Тихое и однообразное журчание воды убаюкивало, дядю Аслама клонило в сон. Он сидел в тени тутовника, возле ямы, где замешивали глину. Жена дяди Аслама, высокая и худая, лишь немногим моложе его, топила танур. По тому, как она нагибалась за хворостом, ломала сухие ветки и швыряла их в огонь, нетрудно было понять, что работу эту она делает нехотя и с раздражением.

Со стороны сеновала подошел Фируз, неся за плечами мешок со старой соломой. Услышав шаги сына, дядя Аслам зашевелился, открыл глаза; окинул его ласковым взглядом, сделал было движение, чтобы подняться и помочь ему, но Фируз знаком попросил отца не вставать.

Фируз высыпал солому на рыхлую землю в яме, спрыгнул с кетменем вниз и принялся перемешивать солому с землей, потихоньку подвигая их к луже воды, набравшейся в яме. На нем не было ничего, кроме старых брюк, подвернутых выше колен, и дядя Аслам с удовольствием глядел на смуглую кожу сына, смолистые черные волосы, блестевшие в лучах солнца, на крепкие мускулы, игравшие на плечах и спине, когда Фируз, не поднимая головы, сильными движениями замешивал глину.

«Каким молодцом вырос!
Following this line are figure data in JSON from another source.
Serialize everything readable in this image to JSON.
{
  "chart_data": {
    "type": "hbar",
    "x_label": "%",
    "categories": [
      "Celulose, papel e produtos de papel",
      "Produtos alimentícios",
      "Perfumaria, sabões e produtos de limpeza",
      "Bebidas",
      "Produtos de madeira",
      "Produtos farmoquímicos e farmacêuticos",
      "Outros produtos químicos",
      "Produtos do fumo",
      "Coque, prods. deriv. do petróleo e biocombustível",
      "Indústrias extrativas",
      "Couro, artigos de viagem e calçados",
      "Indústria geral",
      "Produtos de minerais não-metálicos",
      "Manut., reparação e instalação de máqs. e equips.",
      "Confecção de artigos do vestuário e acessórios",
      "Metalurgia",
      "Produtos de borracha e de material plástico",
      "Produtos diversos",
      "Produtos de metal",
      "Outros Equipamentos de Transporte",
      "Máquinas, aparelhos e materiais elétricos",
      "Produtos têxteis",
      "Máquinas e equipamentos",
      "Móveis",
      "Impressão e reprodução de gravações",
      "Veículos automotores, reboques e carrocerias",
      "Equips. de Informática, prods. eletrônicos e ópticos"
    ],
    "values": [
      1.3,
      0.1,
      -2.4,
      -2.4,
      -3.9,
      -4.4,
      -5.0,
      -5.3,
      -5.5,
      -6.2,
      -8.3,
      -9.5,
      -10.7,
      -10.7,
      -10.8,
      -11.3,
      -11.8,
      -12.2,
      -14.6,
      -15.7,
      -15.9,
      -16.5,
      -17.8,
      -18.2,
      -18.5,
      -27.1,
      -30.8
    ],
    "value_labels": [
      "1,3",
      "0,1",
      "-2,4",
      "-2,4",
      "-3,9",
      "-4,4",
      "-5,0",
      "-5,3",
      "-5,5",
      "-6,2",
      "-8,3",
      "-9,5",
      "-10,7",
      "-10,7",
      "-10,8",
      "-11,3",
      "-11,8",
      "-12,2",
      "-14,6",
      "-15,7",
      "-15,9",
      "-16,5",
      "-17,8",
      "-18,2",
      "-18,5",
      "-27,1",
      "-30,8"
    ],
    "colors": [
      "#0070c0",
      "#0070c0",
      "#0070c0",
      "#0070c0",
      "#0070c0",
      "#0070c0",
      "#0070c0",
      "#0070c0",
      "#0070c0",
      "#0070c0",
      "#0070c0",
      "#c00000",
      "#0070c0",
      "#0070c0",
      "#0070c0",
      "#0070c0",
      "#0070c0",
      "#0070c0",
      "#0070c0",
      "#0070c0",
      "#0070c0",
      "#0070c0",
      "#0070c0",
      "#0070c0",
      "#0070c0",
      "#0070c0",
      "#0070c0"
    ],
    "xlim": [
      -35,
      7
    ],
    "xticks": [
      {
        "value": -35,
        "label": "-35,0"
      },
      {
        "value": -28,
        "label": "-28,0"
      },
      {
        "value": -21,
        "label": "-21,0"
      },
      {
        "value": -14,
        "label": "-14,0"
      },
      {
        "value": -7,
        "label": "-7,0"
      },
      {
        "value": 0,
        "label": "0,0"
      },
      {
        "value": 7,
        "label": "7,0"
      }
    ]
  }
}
А еще говорят, если человек не насытился материнским молоком, то его кости на всю жизнь останутся некрепкими…»

— А дома ты все уже привел в порядок?

— Да, бобо[56], осталось только уголь привезти.

— Хорошо, сынок. Постарайся, чтоб сердце матери всегда было согрето. Кроме тебя, что ей нужно от жизни? Я вижу, она улыбается, глядя на тебя, но знай, сердце ее обливается кровью от беспокойства.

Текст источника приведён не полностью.